Três bons investimentos

Caro amigo,

sendo também eu um apreciador da sétima arte não posso deixar de te dizer com alguma tristeza que Cabo Verde não tem uma única sala, o que o torna, provavelmente no único país do mundo onde não há cinema.
É certo que estamos a falar de um país pequeno, disperso por dez ilhas no meio do Atlântico. Ao todo são sensivelmente 450 mil pessoas. A ilha mais povoada, com cerca de metade da população, é Santiago. E desses 200 e tal mil, mais de metade estão na capital, Cidade da Praia. A Praia teve em tempos uma sala de cinema, um edifício exteriormente muito bonito, a fazer lembrar o antigo Éden, dos Restauradores, em Lisboa. Eu diria mesmo que era uma cópia em ponto pequeno, importada do tempo da colonização. Hoje por ali está, abandonada, à espera que alguém se lembre de a revitalizar, provavelmente para outros propósitos. Se um dia destes passar lá e ver mais uma loja chinesa não me vou admirar.
No Mindelo também houve em tempos uma sala de cinema mas também essa fechou, julgo que há uns dois anos. Diz-se que os clubes de vídeo tiraram os espectadores das salas e que estas deixaram de ser rentáveis, um problema agravado pela insularidade, onde tudo o que chega às ilhas chega tarde e a preços muito mais elevados. Curiosamente, nem há na Praia grande quantidade de clubes de vídeo. É certo que há sempre alguém a vender filmes nas ruas, daquelas cópias manhosas, que ora se vêem bem na televisão lá de casa ora se perdem entre riscas, zumbidos e chuviscos.
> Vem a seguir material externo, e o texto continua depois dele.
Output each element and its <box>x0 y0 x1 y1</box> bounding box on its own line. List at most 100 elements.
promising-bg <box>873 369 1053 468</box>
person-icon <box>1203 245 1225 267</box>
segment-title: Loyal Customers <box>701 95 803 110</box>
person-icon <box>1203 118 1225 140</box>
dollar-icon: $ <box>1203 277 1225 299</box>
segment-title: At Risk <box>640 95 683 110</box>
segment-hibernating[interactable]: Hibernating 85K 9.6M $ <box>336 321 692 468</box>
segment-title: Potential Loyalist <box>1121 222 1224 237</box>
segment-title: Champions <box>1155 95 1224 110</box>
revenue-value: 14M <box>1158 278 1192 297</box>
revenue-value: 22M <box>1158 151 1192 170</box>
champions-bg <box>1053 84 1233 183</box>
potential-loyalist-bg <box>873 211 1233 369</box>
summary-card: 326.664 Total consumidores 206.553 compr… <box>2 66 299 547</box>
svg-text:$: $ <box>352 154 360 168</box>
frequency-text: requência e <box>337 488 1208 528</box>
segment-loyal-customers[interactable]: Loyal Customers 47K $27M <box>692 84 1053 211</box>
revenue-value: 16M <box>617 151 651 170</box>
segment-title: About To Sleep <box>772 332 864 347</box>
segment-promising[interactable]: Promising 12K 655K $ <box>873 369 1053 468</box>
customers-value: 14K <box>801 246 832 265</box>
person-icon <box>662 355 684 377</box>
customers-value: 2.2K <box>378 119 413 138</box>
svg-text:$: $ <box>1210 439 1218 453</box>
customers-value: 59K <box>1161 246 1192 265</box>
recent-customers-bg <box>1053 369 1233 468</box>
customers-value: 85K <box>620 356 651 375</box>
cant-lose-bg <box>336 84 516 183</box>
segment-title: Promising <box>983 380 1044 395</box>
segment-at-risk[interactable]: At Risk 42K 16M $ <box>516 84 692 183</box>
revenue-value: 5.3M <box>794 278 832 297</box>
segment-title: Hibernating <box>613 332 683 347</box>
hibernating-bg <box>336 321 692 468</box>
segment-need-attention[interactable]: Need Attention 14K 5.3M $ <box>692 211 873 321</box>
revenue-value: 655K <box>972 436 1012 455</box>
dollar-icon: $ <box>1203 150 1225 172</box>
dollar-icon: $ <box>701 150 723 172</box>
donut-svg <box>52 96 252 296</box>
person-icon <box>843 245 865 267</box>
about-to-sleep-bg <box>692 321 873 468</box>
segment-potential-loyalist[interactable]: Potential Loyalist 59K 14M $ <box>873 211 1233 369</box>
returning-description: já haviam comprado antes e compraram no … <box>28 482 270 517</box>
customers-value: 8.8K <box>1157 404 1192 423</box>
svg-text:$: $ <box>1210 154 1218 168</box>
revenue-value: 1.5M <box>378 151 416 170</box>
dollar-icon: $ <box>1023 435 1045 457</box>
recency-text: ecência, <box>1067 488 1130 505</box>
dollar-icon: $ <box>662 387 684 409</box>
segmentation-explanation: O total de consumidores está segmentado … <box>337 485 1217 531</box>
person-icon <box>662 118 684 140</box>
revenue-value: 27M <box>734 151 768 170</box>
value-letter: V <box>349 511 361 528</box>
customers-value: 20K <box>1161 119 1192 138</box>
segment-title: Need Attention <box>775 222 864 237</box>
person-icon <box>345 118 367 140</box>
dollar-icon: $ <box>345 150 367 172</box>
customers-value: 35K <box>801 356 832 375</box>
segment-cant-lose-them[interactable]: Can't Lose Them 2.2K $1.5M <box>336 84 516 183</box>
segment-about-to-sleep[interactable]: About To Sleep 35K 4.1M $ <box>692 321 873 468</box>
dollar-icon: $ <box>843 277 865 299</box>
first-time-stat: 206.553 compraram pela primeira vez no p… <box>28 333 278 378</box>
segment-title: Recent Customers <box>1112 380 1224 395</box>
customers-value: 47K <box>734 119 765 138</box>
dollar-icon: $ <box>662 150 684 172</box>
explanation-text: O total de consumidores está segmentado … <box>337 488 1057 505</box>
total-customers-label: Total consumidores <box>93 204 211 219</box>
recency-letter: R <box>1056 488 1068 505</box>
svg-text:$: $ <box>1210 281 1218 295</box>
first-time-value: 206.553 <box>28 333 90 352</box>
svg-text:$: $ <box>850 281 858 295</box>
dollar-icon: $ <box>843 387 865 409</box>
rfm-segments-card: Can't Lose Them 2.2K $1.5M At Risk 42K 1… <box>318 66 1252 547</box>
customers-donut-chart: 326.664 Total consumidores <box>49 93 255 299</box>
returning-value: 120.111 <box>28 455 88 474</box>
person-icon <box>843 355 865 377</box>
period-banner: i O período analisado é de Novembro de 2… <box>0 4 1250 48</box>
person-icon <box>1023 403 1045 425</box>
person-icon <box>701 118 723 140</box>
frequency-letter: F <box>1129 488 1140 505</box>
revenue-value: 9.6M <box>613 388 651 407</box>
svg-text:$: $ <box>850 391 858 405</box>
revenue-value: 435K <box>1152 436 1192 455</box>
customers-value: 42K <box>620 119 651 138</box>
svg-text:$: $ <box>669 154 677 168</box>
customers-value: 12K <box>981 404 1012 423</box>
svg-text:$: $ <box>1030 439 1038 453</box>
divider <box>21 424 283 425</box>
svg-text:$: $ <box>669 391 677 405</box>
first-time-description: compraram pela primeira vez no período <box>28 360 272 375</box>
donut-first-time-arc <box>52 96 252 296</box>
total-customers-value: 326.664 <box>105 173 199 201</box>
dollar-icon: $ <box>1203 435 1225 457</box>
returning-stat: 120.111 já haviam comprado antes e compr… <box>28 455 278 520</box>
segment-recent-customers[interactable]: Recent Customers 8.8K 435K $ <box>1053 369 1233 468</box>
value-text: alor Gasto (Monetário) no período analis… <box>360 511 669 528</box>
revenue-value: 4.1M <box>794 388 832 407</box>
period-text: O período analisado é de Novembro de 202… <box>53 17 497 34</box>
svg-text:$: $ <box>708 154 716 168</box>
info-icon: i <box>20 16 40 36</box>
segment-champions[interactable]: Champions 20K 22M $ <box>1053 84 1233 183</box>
Mas, também, devo dizer-te que o que se vende não é lá muito apetecível. Os tais filmes de porrada, de preferência com muitas artes marciais e efeitos especiais, mais uns filmes musicais e uns dramas dos anos 80 e 90. Não entendo. Como não entendo que a Praia não tenha uma única livraria digna desse nome. E não entendo porque sei, porque já vi, que a cultura é um bem muito apreciado em Cabo Verde, onde as pessoas se acotovelam e empurram para disputar um livro na feira anual.
Um país com tantos músicos que não tem discotecas, um país com tantos escritores que não tem livrarias. E um país sem cinema mas com um Ministério da Cultura.
Caro amigo, apetecia-me mas não vou dizer mal do Ministério. Mas volto a perguntar-te, pela quarta ou quinta vez: não tens por aí umas economias a mais? A cultura, em Cabo Verde, parece-me, definitivamente, um bom investimento.